Dalam buku Fondasi Keluarga Sakinah (2017) yang diterbitkan Subdit Bina Keluarga Sakinah, Direktorat Bina KUA & Keluarga Sakinah, Ditjen Bimas Islam Kemenag RI memberi sekian solusi yang dapat diambil oleh korban KDRT.
Di situ tertulis bila KDRT masih dilakukan dalam sekali kejadian, upaya komunikasi perlu didahulukan.
Suami istri mesti duduk bersama mencari jalan keluar dengan tetap mengedepankan harmonisasi keluarga.
Barangkali KDRT terjadi karena ketidaksengajaan atau emosi pribadi yang saat itu tidak bisa dikendalikan oleh pelaku.
Langkah ini saya rasa cukup persuasif.

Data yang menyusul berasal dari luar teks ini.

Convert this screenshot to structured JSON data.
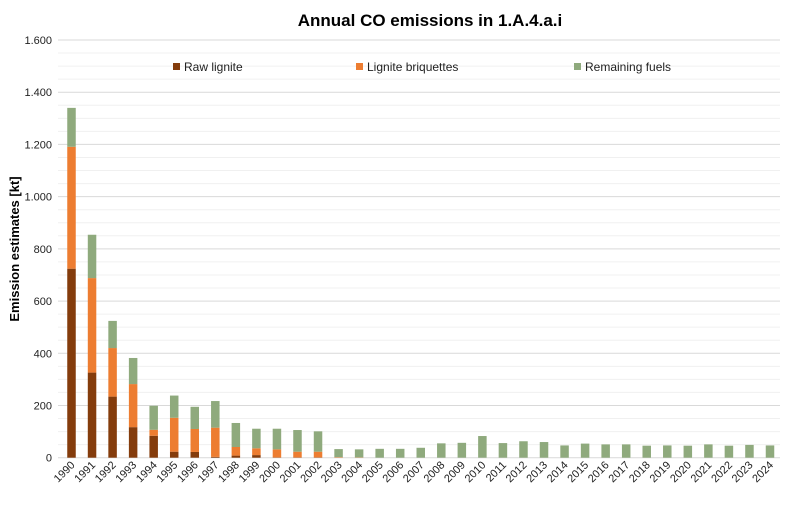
{
  "chart_data": {
    "type": "bar",
    "stacked": true,
    "title": "Annual CO emissions in 1.A.4.a.i",
    "xlabel": "",
    "ylabel": "Emission estimates [kt]",
    "ylim": [
      0,
      1600
    ],
    "yticks": [
      0,
      200,
      400,
      600,
      800,
      1000,
      1200,
      1400,
      1600
    ],
    "ytick_labels": [
      "0",
      "200",
      "400",
      "600",
      "800",
      "1.000",
      "1.200",
      "1.400",
      "1.600"
    ],
    "grid": true,
    "legend_position": "top",
    "categories": [
      "1990",
      "1991",
      "1992",
      "1993",
      "1994",
      "1995",
      "1996",
      "1997",
      "1998",
      "1999",
      "2000",
      "2001",
      "2002",
      "2003",
      "2004",
      "2005",
      "2006",
      "2007",
      "2008",
      "2009",
      "2010",
      "2011",
      "2012",
      "2013",
      "2014",
      "2015",
      "2016",
      "2017",
      "2018",
      "2019",
      "2020",
      "2021",
      "2022",
      "2023",
      "2024"
    ],
    "series": [
      {
        "name": "Raw lignite",
        "color": "#843c0c",
        "values": [
          724,
          326,
          234,
          117,
          84,
          23,
          22,
          3,
          8,
          10,
          1,
          1,
          1,
          0,
          0,
          0,
          0,
          0,
          0,
          0,
          0,
          0,
          0,
          0,
          0,
          0,
          0,
          0,
          0,
          0,
          0,
          0,
          0,
          0,
          0
        ]
      },
      {
        "name": "Lignite briquettes",
        "color": "#ed7d31",
        "values": [
          467,
          362,
          186,
          165,
          23,
          130,
          88,
          112,
          33,
          26,
          31,
          22,
          22,
          2,
          1,
          0,
          0,
          0,
          0,
          0,
          0,
          0,
          0,
          0,
          0,
          0,
          0,
          0,
          0,
          0,
          0,
          0,
          0,
          0,
          0
        ]
      },
      {
        "name": "Remaining fuels",
        "color": "#8faa7d",
        "values": [
          149,
          166,
          104,
          100,
          92,
          85,
          85,
          102,
          92,
          75,
          79,
          83,
          78,
          31,
          31,
          34,
          34,
          38,
          55,
          57,
          83,
          56,
          63,
          60,
          47,
          54,
          51,
          51,
          46,
          47,
          46,
          51,
          46,
          49,
          47
        ]
      }
    ]
  }
}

Lantaran di dalamnya masih ada rasa ‘saling’ antara suami dan istri.
Tetapi apabila KDRT ini terus berulang terjadi, maka korban dianjurkan untuk melapor kepada pihak terkait.
Bila perlu, korban juga bergerak ke psiokolog untuk menekan rasa khawatir, cemas dan mungkin trauma.
Saya rasa di titik ini, rumah tangga sudah sulit untuk dipertahankan lebih lama lagi.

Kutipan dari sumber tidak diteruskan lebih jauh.